Pero eso no quiere decir que sean lo mismo. Al Carlos Tartiere va el domingo el equipo que juega en el estadio más antiguo de España, un club que ha parido leyendas sin solución de continuidad (como Quini y Villa, delanteros emblemáticos del balompié patrio), que ha sabido mantener a lo largo del tiempo una cantera admirada dentro y fuera, con una afición capaz de llenar gradas lejos de su casa, con un nombre que se echa de menos en Primera y con la envidiable capacidad de salvarse a sí mismo en el campo siempre que ha sido necesario, como hace no tanto lograron los "guajes" de Abelardo.

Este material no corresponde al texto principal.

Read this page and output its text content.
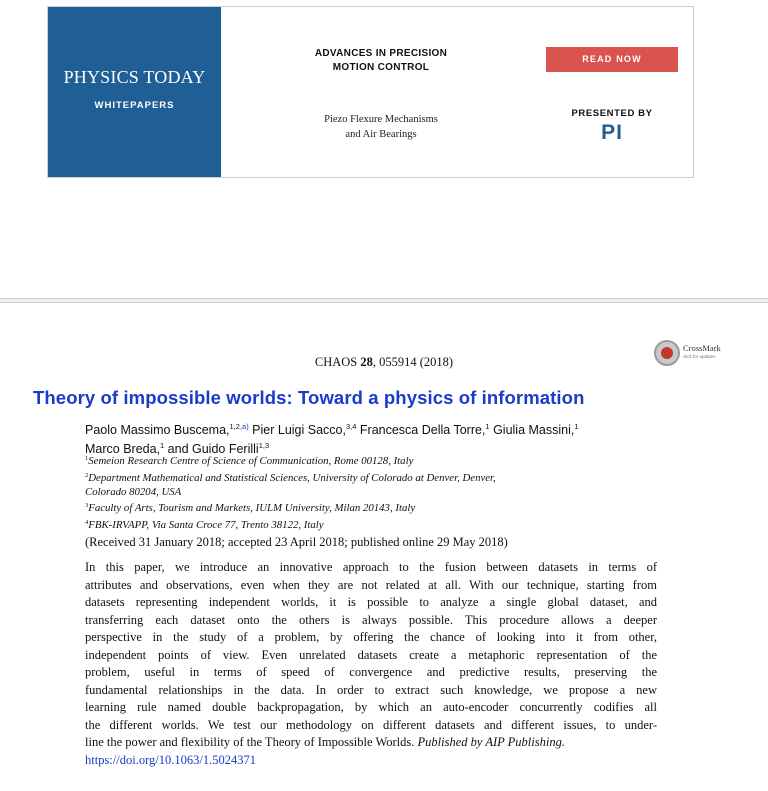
PHYSICS TODAY
WHITEPAPERS
ADVANCES IN PRECISION
MOTION CONTROL
Piezo Flexure Mechanisms
and Air Bearings
READ NOW
PRESENTED BY
PI
CHAOS 28, 055914 (2018)
CrossMark
click for updates
Theory of impossible worlds: Toward a physics of information
Paolo Massimo Buscema,$^{1,2,a)}$ Pier Luigi Sacco,$^{3,4}$ Francesca Della Torre,$^1$ Giulia Massini,$^1$
Marco Breda,$^1$ and Guido Ferilli$^{1,3}$
$^1$Semeion Research Centre of Science of Communication, Rome 00128, Italy
$^2$Department Mathematical and Statistical Sciences, University of Colorado at Denver, Denver,
Colorado 80204, USA
$^3$Faculty of Arts, Tourism and Markets, IULM University, Milan 20143, Italy
$^4$FBK-IRVAPP, Via Santa Croce 77, Trento 38122, Italy
(Received 31 January 2018; accepted 23 April 2018; published online 29 May 2018)
In this paper, we introduce an innovative approach to the fusion between datasets in terms of
attributes and observations, even when they are not related at all. With our technique, starting from
datasets representing independent worlds, it is possible to analyze a single global dataset, and
transferring each dataset onto the others is always possible. This procedure allows a deeper
perspective in the study of a problem, by offering the chance of looking into it from other,
independent points of view. Even unrelated datasets create a metaphoric representation of the
problem, useful in terms of speed of convergence and predictive results, preserving the
fundamental relationships in the data. In order to extract such knowledge, we propose a new
learning rule named double backpropagation, by which an auto-encoder concurrently codifies all
the different worlds. We test our methodology on different datasets and different issues, to under-
line the power and flexibility of the Theory of Impossible Worlds. Published by AIP Publishing.
https://doi.org/10.1063/1.5024371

El sportinguismo es un enorme colectivo emocional que en sus casi 113 años ha vivido en unidad, a lo sumo sólo enfrentado a sus propios directivos. A través de sus gentes, baja a diario a la mina y sale a la mar, entra al chigre y a la fábrica, llega al colegio y a la Universidad, ensaya en el laboratorio, va a la hierba y, cada semana, echa la ilusión a volar. No toca hoy hablar de tácticas, fichajes y estadísticas. Quien no lo entienda, que evite coger el autobús.